Central to both cases is the use by the US of ‘zeroing’, a controversial method of determining whether and by how much trading partners are ‘dumping’ (exporting at artificially low prices) their goods in the US market. Under this calculation, US trade authorities ignore, or ‘zero out’, instances in which goods command higher prices in US markets than abroad.

WTO rules permit countries that receive dumped goods to retaliate with anti-dumping measures, which usually come in the form of higher tariffs, against the offending country. But critics argue the zeroing method overstates the amount by which goods are being dumped and allows injured US companies to secure inappropriately high levels of anti-dumping duties on competing imports.

While Brazil is concerned with US antidumping calculations on its orange juice, Thailand has requested consultations regarding polyethylene retail carrier bags. According to the Brazilian Ministry of External Relations, the US calculated “dumping margins of up to 4.81 percent” in the US market for the period between August 2005 and February 2007. But Brasília said that the US’ use of zeroing had “artificially inflated” those margins.

The consultation request “reflects the perception that the ‘zeroing’ practice, in addition to being inconsistent with multilateral trade rules, is cause for great uncertainty and serious damage to the affected export companies,” the Brazilian statement said.

Likewise, in the Thai WTO communication, Bangkok said the effect of the zeroing practice “was to create artificially margins of dumping where none would otherwise have been found, or at a minimum, to inflate margins of dumping.”

Past WTO dispute panels as well as the Appellate Body have repeatedly ruled against the practice.

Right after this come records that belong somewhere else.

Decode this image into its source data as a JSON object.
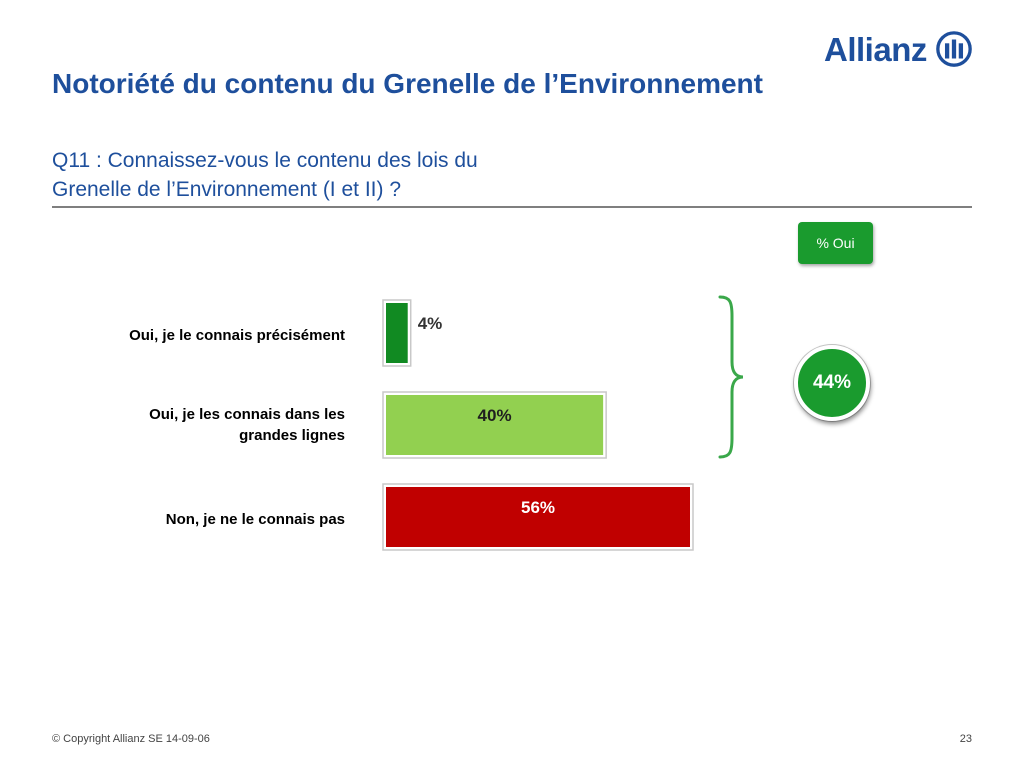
{
  "logo": {
    "text": "Allianz"
  },
  "page": {
    "title": "Notoriété du contenu du Grenelle de l’Environnement",
    "question_line1": "Q11 : Connaissez-vous le contenu des lois du",
    "question_line2": "Grenelle de l’Environnement (I et II) ?"
  },
  "badge": {
    "label": "% Oui"
  },
  "total": {
    "label": "44%",
    "value": 44
  },
  "colors": {
    "brand_blue": "#1e4f9c",
    "dark_green": "#118a22",
    "light_green": "#92d050",
    "red": "#c00000",
    "badge_green": "#1a9b2e"
  },
  "chart_data": {
    "type": "bar",
    "orientation": "horizontal",
    "categories": [
      "Oui, je le connais précisément",
      "Oui, je les connais dans les grandes lignes",
      "Non, je ne le connais pas"
    ],
    "category_lines": [
      [
        "Oui, je le connais précisément"
      ],
      [
        "Oui, je les connais dans les",
        "grandes lignes"
      ],
      [
        "Non, je ne le connais pas"
      ]
    ],
    "values": [
      4,
      40,
      56
    ],
    "value_labels": [
      "4%",
      "40%",
      "56%"
    ],
    "colors": [
      "#118a22",
      "#92d050",
      "#c00000"
    ],
    "xlim": [
      0,
      56
    ],
    "grid": false,
    "xlabel": "",
    "ylabel": ""
  },
  "footer": {
    "copyright": "© Copyright Allianz SE 14-09-06",
    "page_number": "23"
  }
}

But the US has not yet changed its internal procedures and continues to apply the zeroing calculation of dumping margins saying that WTO courts have exceeded their authority.

ICTSD reporting; “Brazil, Thailand challenge U.S. import measures,” REUTERS, 2 December 2008.

One response to “US ‘Zeroing’ Practice Challenged at WTO, Again, This Time by Brazil, Thailand”

  1. Joseph Michael Finger

    William Nye has a paper at
    http://papers.ssrn.com/sol3/papers.cfm?abstract_id=1263423

    that quantifies the impact of zeroing. He estimates that zeroing adds 3-4 percent to the average US antidumping margin.